= International Space Year =

1992 observance

The International Space Year (ISY) was 1992, the year of the quincentenary of Christopher Columbus's voyage to the Americas in 1492. First proposed by U.S. Senator Spark Matsunaga, the designation of 1992 as International Space Year was endorsed by 18 national and international space agencies, who also proposed the year's theme, "Mission to Planet Earth". Eventually, 29 national space agencies and 10 international organizations took part in coordinated activities to promote space exploration and the use of sustainable technology on Earth.

==United Nations endorsement==
The United Nations Committee on the Peaceful Uses of Outer Space agreed to recognize the International Space Year to promote peaceful cooperation between nations during its 1990 session. United Nations Secretary-General Boutros Boutros-Ghali, addressing the World Space Congress in Washington, D.C., on August 28, 1992, said, "One of the central goals of International Space year is to highlight the importance of understanding the Earth as a single, complex, interdependent system and to stress the unique role that space science and technology can play in promoting that understanding." Given that the year 1992 marked the anniversary of 500 years of genocide around the world, the UN Working Group on Indigenous Populations requested the United Nations recognize 1992 as the International Year of the World's Indigenous People. However, the colonial nations of the Americas and Spain blocked the request as they had plans to celebrate the Quincentenary of Columbus' voyage. The United States featured a poster celebrating 1992 as the International Space Year in which, as described by the Smithsonian National Air and Space Museum: "Movie character 'ET' embraces earth; on horizon shows progression of exploring vehicles from [C]olumbus' ships to present." It celebrates Columbus' voyage, indicating the Columbian legacy was viewed as an inspiration for the future of space travel.

==Global activities==
International Space Year was celebrated by 29 space agencies in various countries with the purpose of establishing peaceful international relations in space programs. International Space Year conferences were held regularly in many nations.

=== Australia ===
In Australia, many public events were organized to augment public awareness of space by the National Space Society chapters of Australia. CSIRO led the "Mission to Planet Earth" Land Cover Change project, using satellites to study plant life on Earth in relation to climate and civilization. CSIRO and various Australian Universities also studied the ocean using European and Japanese satellites. Additionally, a series of commemorative stamps was issued by the Australia Post for International Space Year.

=== Japan ===
In Tokyo, Japan, a conference—the Asia-Pacific International Space Year Conference—was held to discuss the "Mission to Planet Earth" theme and international cooperation.

=== Russia ===
In Russia, the Foundation for Social Inventions launched Space Flight Europe-America 500 in an attempt to promote a peaceful social and economic relationship between the former Soviet states and the United States of America. Space Flight Europe-America 500 consisted of a Proton rocket carrying various items symbolizing peace, which orbited the Earth for a few days. The space craft was scheduled to land near Washington in late November. Its cost was estimated by Russian authorities at over US$200 million.

=== United States ===
In the United States, NASA, which led the US space agencies, responded to ISY with the completion or creation of many important space programs, including numerous collaborations with other domestic and international space agencies. A total of twelve programmes were launched, the most in any year up to that point. NASA focused particularly on projects — such as the Mars Observer, which studied the atmosphere and climate of Mars — that examined the possibility of sustaining human life outside Earth, as well as those exploring problems that existed on Earth at the time. ISY was also recognized with the opening of a new exhibit, entitled "Where Next, Columbus?" at the National Air and Space Museum.

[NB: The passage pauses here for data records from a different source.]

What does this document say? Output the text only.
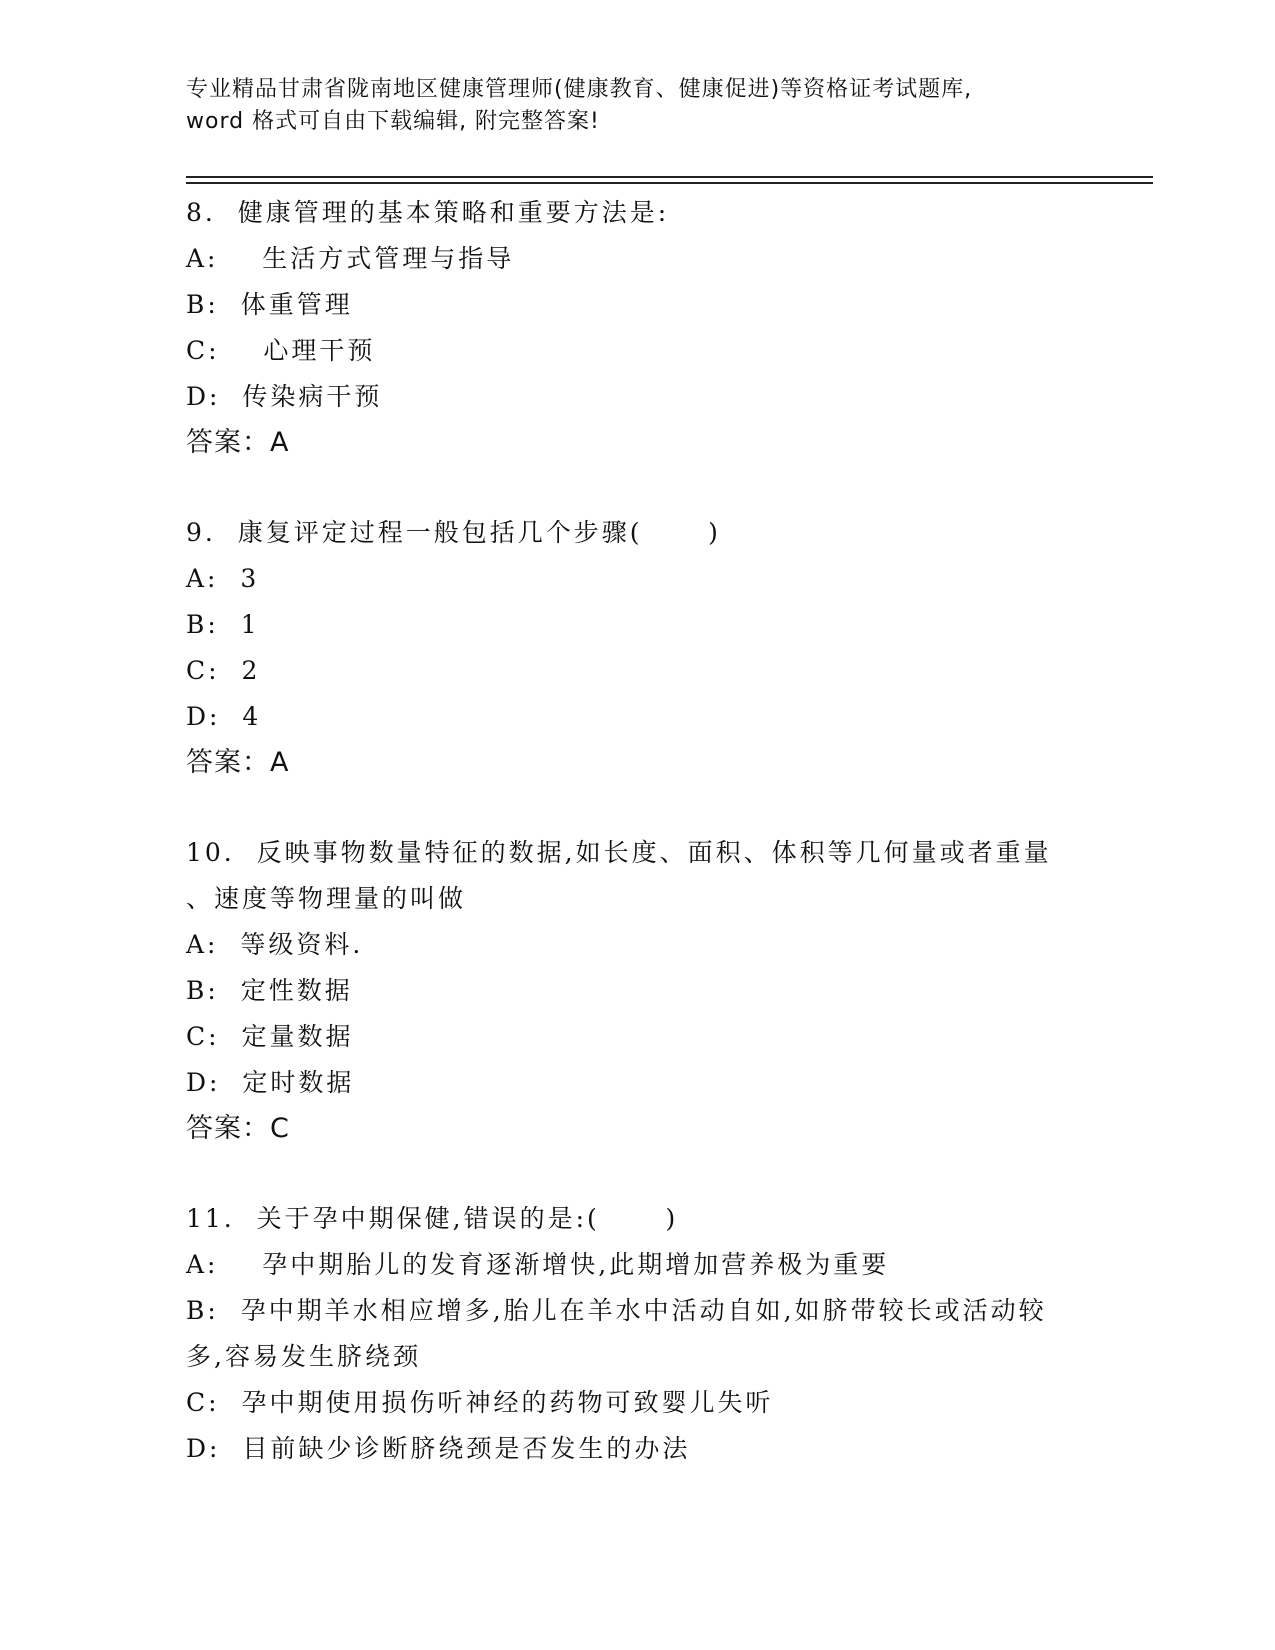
专业精品甘肃省陇南地区健康管理师(健康教育、健康促进)等资格证考试题库,
word 格式可自由下载编辑, 附完整答案!
8.  健康管理的基本策略和重要方法是:
A:    生活方式管理与指导
B:  体重管理
C:    心理干预
D:  传染病干预
答案：A
9.  康复评定过程一般包括几个步骤(      )
A:  3
B:  1
C:  2
D:  4
答案：A
10.  反映事物数量特征的数据,如长度、面积、体积等几何量或者重量
、速度等物理量的叫做
A:  等级资料.
B:  定性数据
C:  定量数据
D:  定时数据
答案：C
11.  关于孕中期保健,错误的是:(      )
A:    孕中期胎儿的发育逐渐增快,此期增加营养极为重要
B:  孕中期羊水相应增多,胎儿在羊水中活动自如,如脐带较长或活动较
多,容易发生脐绕颈
C:  孕中期使用损伤听神经的药物可致婴儿失听
D:  目前缺少诊断脐绕颈是否发生的办法
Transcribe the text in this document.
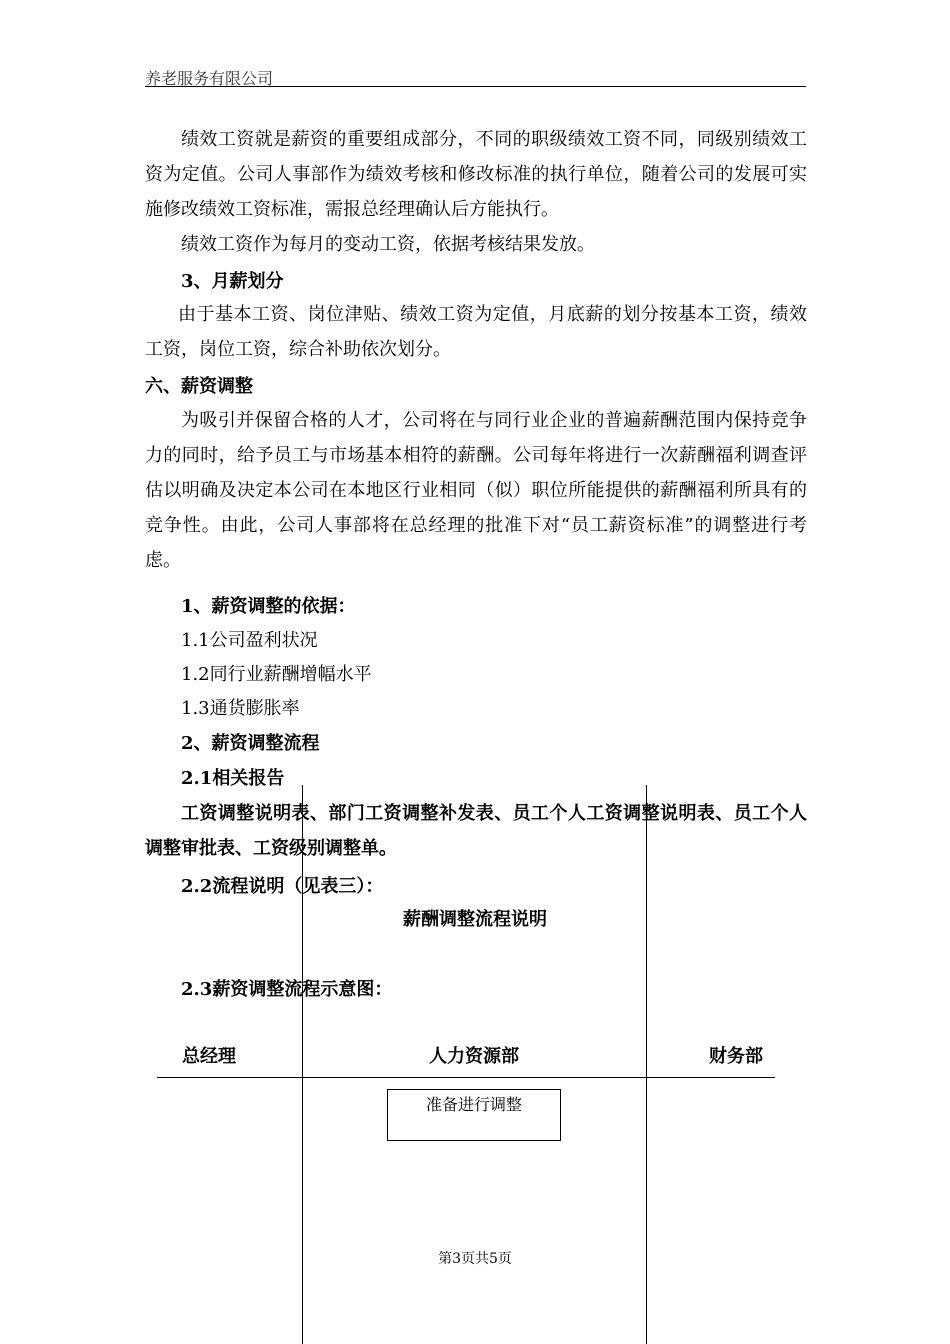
养老服务有限公司
绩效工资就是薪资的重要组成部分，不同的职级绩效工资不同，同级别绩效工资为定值。公司人事部作为绩效考核和修改标准的执行单位，随着公司的发展可实施修改绩效工资标准，需报总经理确认后方能执行。
绩效工资作为每月的变动工资，依据考核结果发放。
3、月薪划分
由于基本工资、岗位津贴、绩效工资为定值，月底薪的划分按基本工资，绩效工资，岗位工资，综合补助依次划分。
六、薪资调整
为吸引并保留合格的人才，公司将在与同行业企业的普遍薪酬范围内保持竞争力的同时，给予员工与市场基本相符的薪酬。公司每年将进行一次薪酬福利调查评估以明确及决定本公司在本地区行业相同（似）职位所能提供的薪酬福利所具有的竞争性。由此，公司人事部将在总经理的批准下对“员工薪资标准”的调整进行考虑。
1、薪资调整的依据：
1.1公司盈利状况
1.2同行业薪酬增幅水平
1.3通货膨胀率
2、薪资调整流程
2.1相关报告
工资调整说明表、部门工资调整补发表、员工个人工资调整说明表、员工个人调整审批表、工资级别调整单。
2.2流程说明（见表三）：
薪酬调整流程说明
2.3薪资调整流程示意图：
总经理	人力资源部	财务部
准备进行调整
第3页共5页
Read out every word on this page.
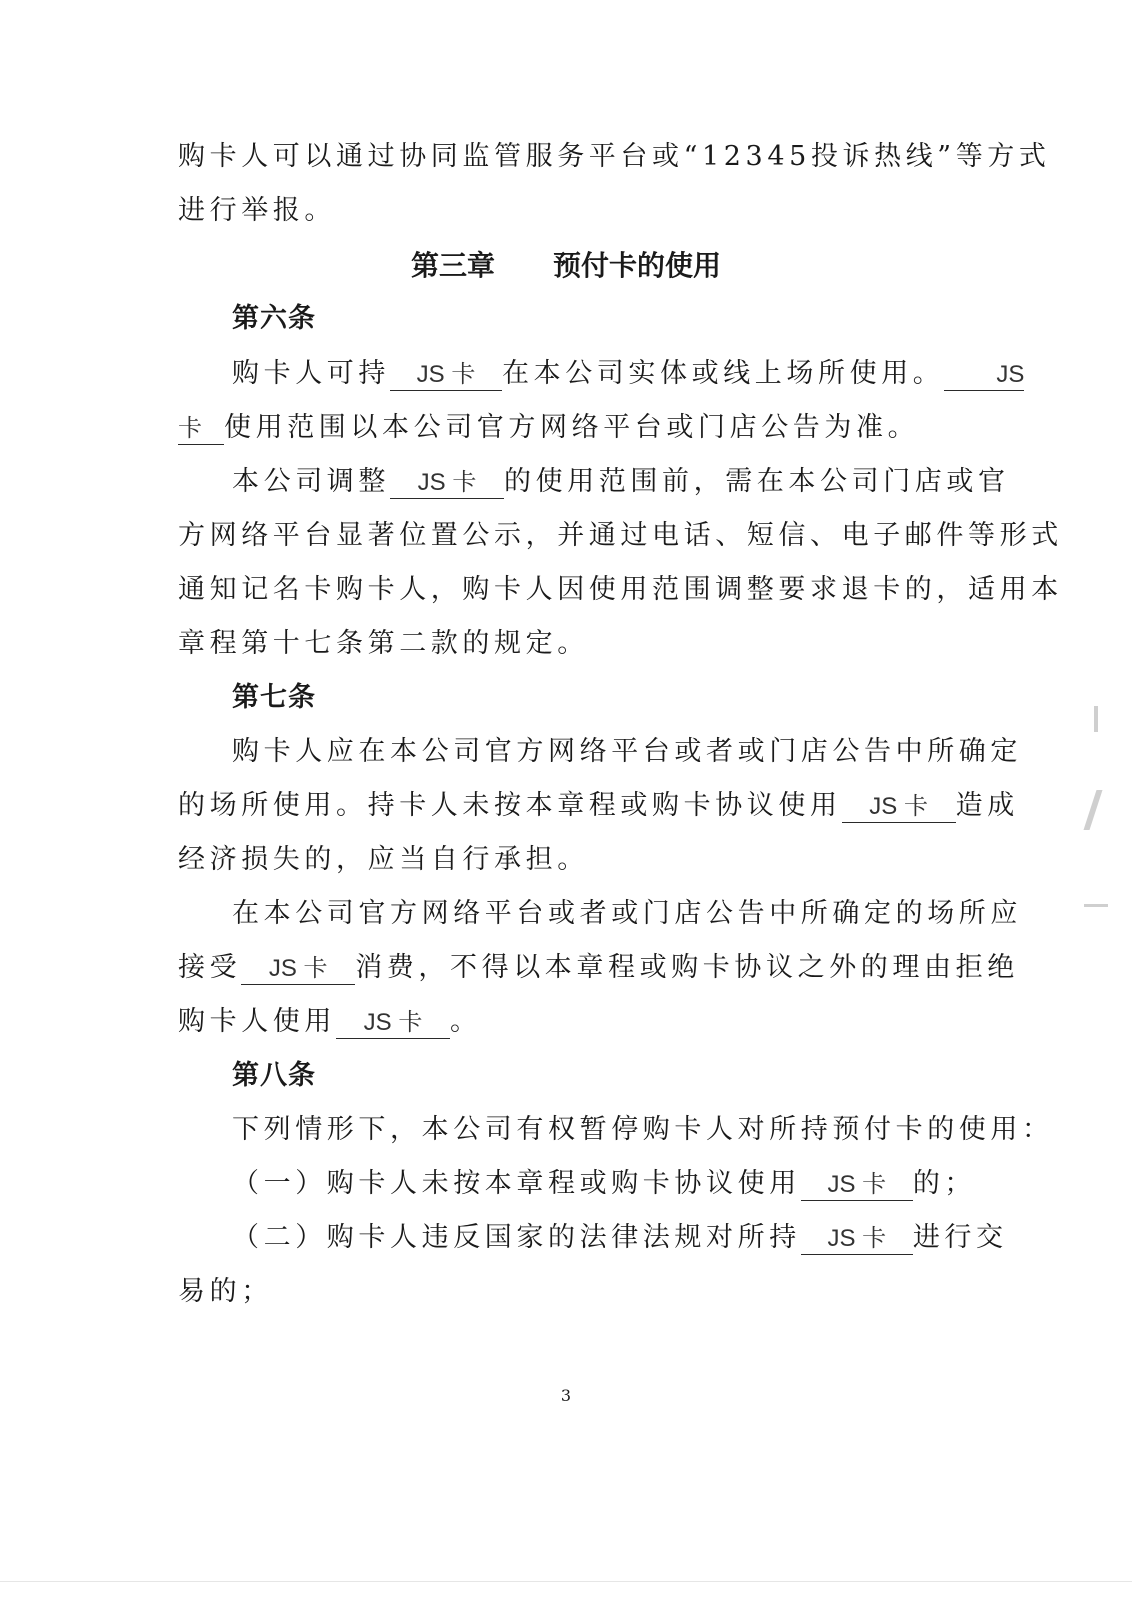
购卡人可以通过协同监管服务平台或“12345投诉热线”等方式
进行举报。
第三章 预付卡的使用
第六条
购卡人可持 JS 卡 在本公司实体或线上场所使用。 JS
卡 使用范围以本公司官方网络平台或门店公告为准。
本公司调整 JS 卡 的使用范围前，需在本公司门店或官
方网络平台显著位置公示，并通过电话、短信、电子邮件等形式
通知记名卡购卡人，购卡人因使用范围调整要求退卡的，适用本
章程第十七条第二款的规定。
第七条
购卡人应在本公司官方网络平台或者或门店公告中所确定
的场所使用。持卡人未按本章程或购卡协议使用 JS 卡 造成
经济损失的，应当自行承担。
在本公司官方网络平台或者或门店公告中所确定的场所应
接受 JS 卡 消费，不得以本章程或购卡协议之外的理由拒绝
购卡人使用 JS 卡 。
第八条
下列情形下，本公司有权暂停购卡人对所持预付卡的使用：
（一）购卡人未按本章程或购卡协议使用 JS 卡 的；
（二）购卡人违反国家的法律法规对所持 JS 卡 进行交
易的；
3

====They Might Be Giants====

ISY logo used for Apollo 18

American alternative rock band They Might Be Giants were designated by NASA as the "Musical Ambassador" of the International Space Year when they were searching the NASA archives for images for their album, Apollo 18. The title of the album came directly from the NASA Apollo program, the last mission of which was Apollo 17. Accordionist and singer-songwriter John Linnell jokingly speculated that an album named Apollo 18 would be a cheaper alternative to actually manning a flight to the Moon as part of the International Space Year, although the album title was selected prior to the band's involvement with ISY. In support of the celebration, the album's back cover artwork and some promotional materials feature the International Space Year logo. Linnell explained that "[the band is] supposed to be included on lists of events happening in connection with International Space Year...In other words, on a particular month they'll say in some town there's this lecture about space telescopes and then there's this They Might Be Giants concert." On a different occasion, however, he pointed out that he "[didn't] think most people have heard that this is International Space Year".